Парочка «друг на друга обиженных» вставала из-за стола. Инесса, оглядывая с ног до головы женщину, вновь согласилась с собою: «Действительно, одна кожа, да кости…швабра».
В ресторан вошел Остап. Молодой, курчавый, прилично одетый, он действительно был не таким, как Леон. Галантно поцеловав Инессе ручку, он опустился в кресло. Официант как будто никуда и не отходил от столика.

- Хорошо выглядишь, дорогой.

- Спасибо, ты тоже.

- Как идут дела?

- Дела у прокурора, у нас делишки.

- Значит, хорошо.

- Тьфу, тьфу, тьфу, не жалуюсь.

- Как Леон?

- Всё также.

- Сильвию давно не видел?

- Порядком…

Инесса заметила разочарование, с которым Остап ответил на последний вопрос. Или не разочарование, а какую-то скрытность, как будто он не хотел об этом распространяться; несколько побледнел, заморгал глазами и вообще отвел их в сторону от лица Инессы. Это обстоятельство её порадовало. Значит, наблюдательность не подвела. Мальчик, действительно, неравнодушен к Сильвии. Собственно, она только для этого, - так, между делом, - и пригласила сюда Остапа. От её взгляда уже давненько не могло укрыться это обстоятельство. Тем более тогда, когда они с Остапом встречались, то постоянно разговаривали о Сильвии и Леоне. Друг друга, хотя и достаточно по времени были знакомы, они знали исключительно поверхностно. Никакого интереса к своим собственным персонам.

- Да, Сильвии порядком уже надоела жизнь с Леоном. Она сама мне об этом буквально вчера вечером говорила. Так что не все там, так гладко, как может показаться на первый взгляд. Не знаю как тебе, а мне Леон не особенно симпатичен.

- Честно сказать, и мне тоже. Коллеги просто по работе, вот и приходиться уживаться.

- Ну, это закон. Хороший человек обречен на существование с плохим. Типа как Сильвия – добрейшей души девочка, - с Леоном. Но я думаю, они скоро разведутся. Как только Сильвия встретит кого-нибудь другого, получше Леона, так и разведется. – в глазах Остапа загорелся интерес и Инесса решила подлить масла в огонь. – Женщины такие существа, которые много могут стерпеть, которые могут прощать, жалеть, любить, но всему есть предел: предел терпенью, например.

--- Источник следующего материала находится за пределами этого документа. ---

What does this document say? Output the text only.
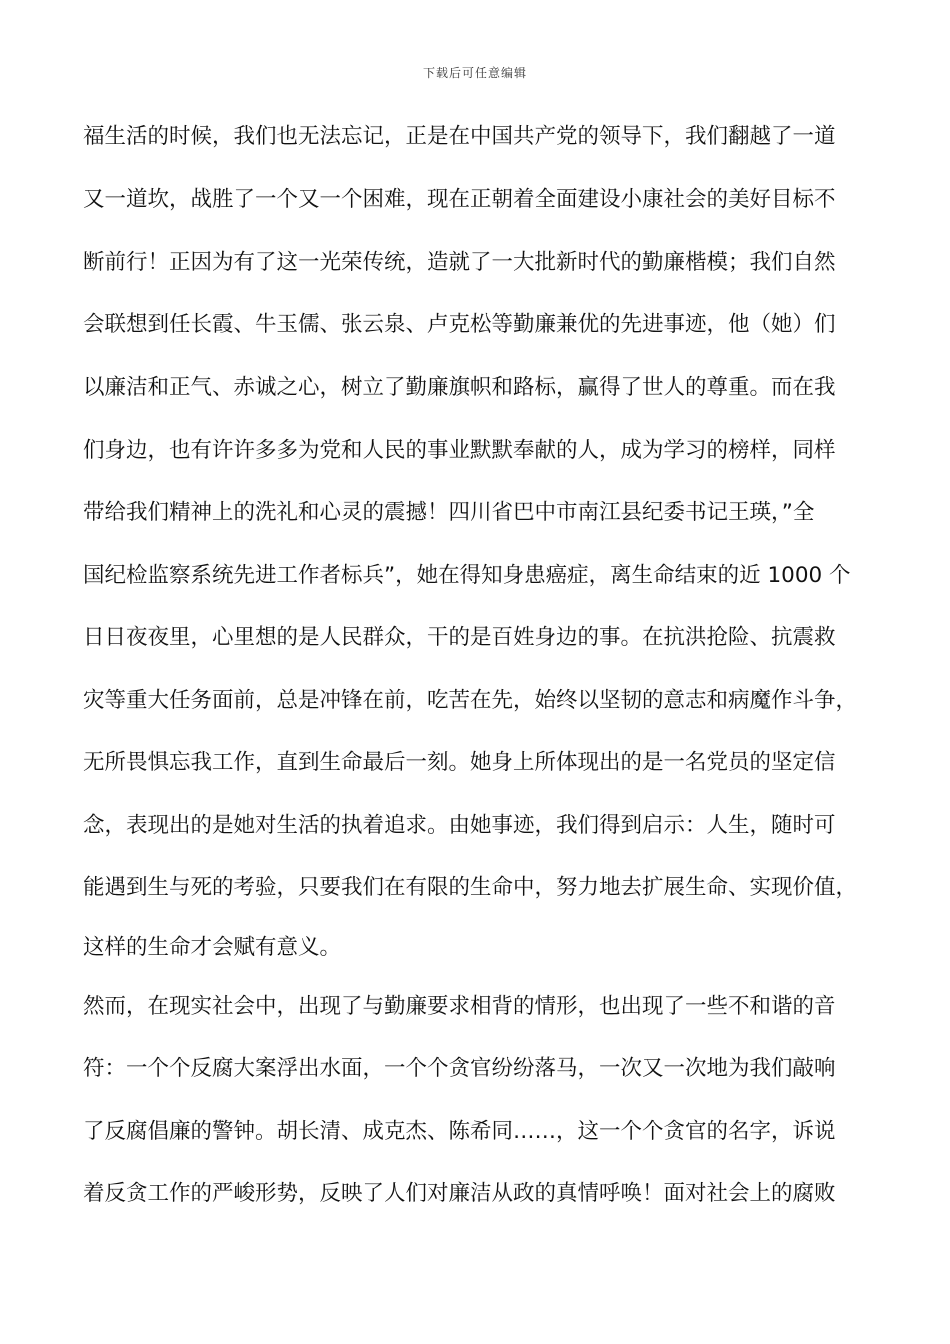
下载后可任意编辑
福生活的时候，我们也无法忘记，正是在中国共产党的领导下，我们翻越了一道
又一道坎，战胜了一个又一个困难，现在正朝着全面建设小康社会的美好目标不
断前行！正因为有了这一光荣传统，造就了一大批新时代的勤廉楷模；我们自然
会联想到任长霞、牛玉儒、张云泉、卢克松等勤廉兼优的先进事迹，他（她）们
以廉洁和正气、赤诚之心，树立了勤廉旗帜和路标，赢得了世人的尊重。而在我
们身边，也有许许多多为党和人民的事业默默奉献的人，成为学习的榜样，同样
带给我们精神上的洗礼和心灵的震撼！四川省巴中市南江县纪委书记王瑛，”全
国纪检监察系统先进工作者标兵”，她在得知身患癌症，离生命结束的近 1000 个
日日夜夜里，心里想的是人民群众，干的是百姓身边的事。在抗洪抢险、抗震救
灾等重大任务面前，总是冲锋在前，吃苦在先，始终以坚韧的意志和病魔作斗争，
无所畏惧忘我工作，直到生命最后一刻。她身上所体现出的是一名党员的坚定信
念，表现出的是她对生活的执着追求。由她事迹，我们得到启示：人生，随时可
能遇到生与死的考验，只要我们在有限的生命中，努力地去扩展生命、实现价值，
这样的生命才会赋有意义。
然而，在现实社会中，出现了与勤廉要求相背的情形，也出现了一些不和谐的音
符：一个个反腐大案浮出水面，一个个贪官纷纷落马，一次又一次地为我们敲响
了反腐倡廉的警钟。胡长清、成克杰、陈希同……，这一个个贪官的名字，诉说
着反贪工作的严峻形势，反映了人们对廉洁从政的真情呼唤！面对社会上的腐败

- Точно, предел. – отозвался Остап. – Соединение – разрушение – закон эволюции. Жаль, что Сильвия не может встретить для себя другую партию.
Инесса вновь заметила грустные нотки в словах Остапа, который как будто этими словами говорил: «Жаль, что она до сих пор не обратила внимания на меня».

- Встретит. Девчонка она здравомыслящая, сама себя обеспечивает, деньги для неё особенной погоды сейчас не делают, зарабатывает прилично, красавица, правда дикая, но это временное явление. Так что, всему свое время.

- Верно, всему свое время. – вновь вздохнув, проговорил Остап.

Сославшись на занятость, после их недолгого разговора, Остап ретировался. Инесса, смотря ему вослед, подумала: «Он от неё без ума, бедняжка». И тут же ей стало грустно. Рассматривать истоки своей грусти Инесса не любила. Частые посещения печали, особенно тогда, когда кому-то не везет, как она считала, больше, чем ей самой, она сбрасывала на счет своей внимательности к людям. «Я сострадаю Остапу и жалею Сильвию, и от этого мне грустно. Мне так их жаль как будто они мои собственные дети. Одно дело я, которая совершенно не обращает внимания на других, кто мною интересуется, а интересуются мною многие, их взгляды я постоянно ощущаю на себе. Мое тело, хоть и не спустилась с модельного подиума, но в нем имеется то, за что можно подержаться, что можно увидеть даже слепцу…». Она повела при этом плечами, и посмотрела на свою пышную белую грудь, провела руками по выпуклому стану, и осталась довольна своею фигурою.
***

У Инессы запиликал мобильник.

- Ты где? – услышала она голос Сильвии.

- В «Крепости».

- Сейчас приеду.

«С кем поведешься, подумала Инесса, пряча телефон в сумочку, от того и наберешься. Ни здравствуй, ни как дела, а сразу же «Ты где?». Дикарка, что с неё взять». В ресторан порывисто влетела Сильвия. Инесса поморщилась, созерцая её вид. Разлохмаченные волосы, потертые джинсы, мужская рубашка в клетку с закатанными рукавами, надетая поверх майки, под которой не было заметно лифчика и, как обычно, со своей здоровенной сумкой. «Пацанка, думала Инесса, рассматривая её. Только по очертаниям груди и по копне волос, похожих на солому, можно распознать в ней женщину».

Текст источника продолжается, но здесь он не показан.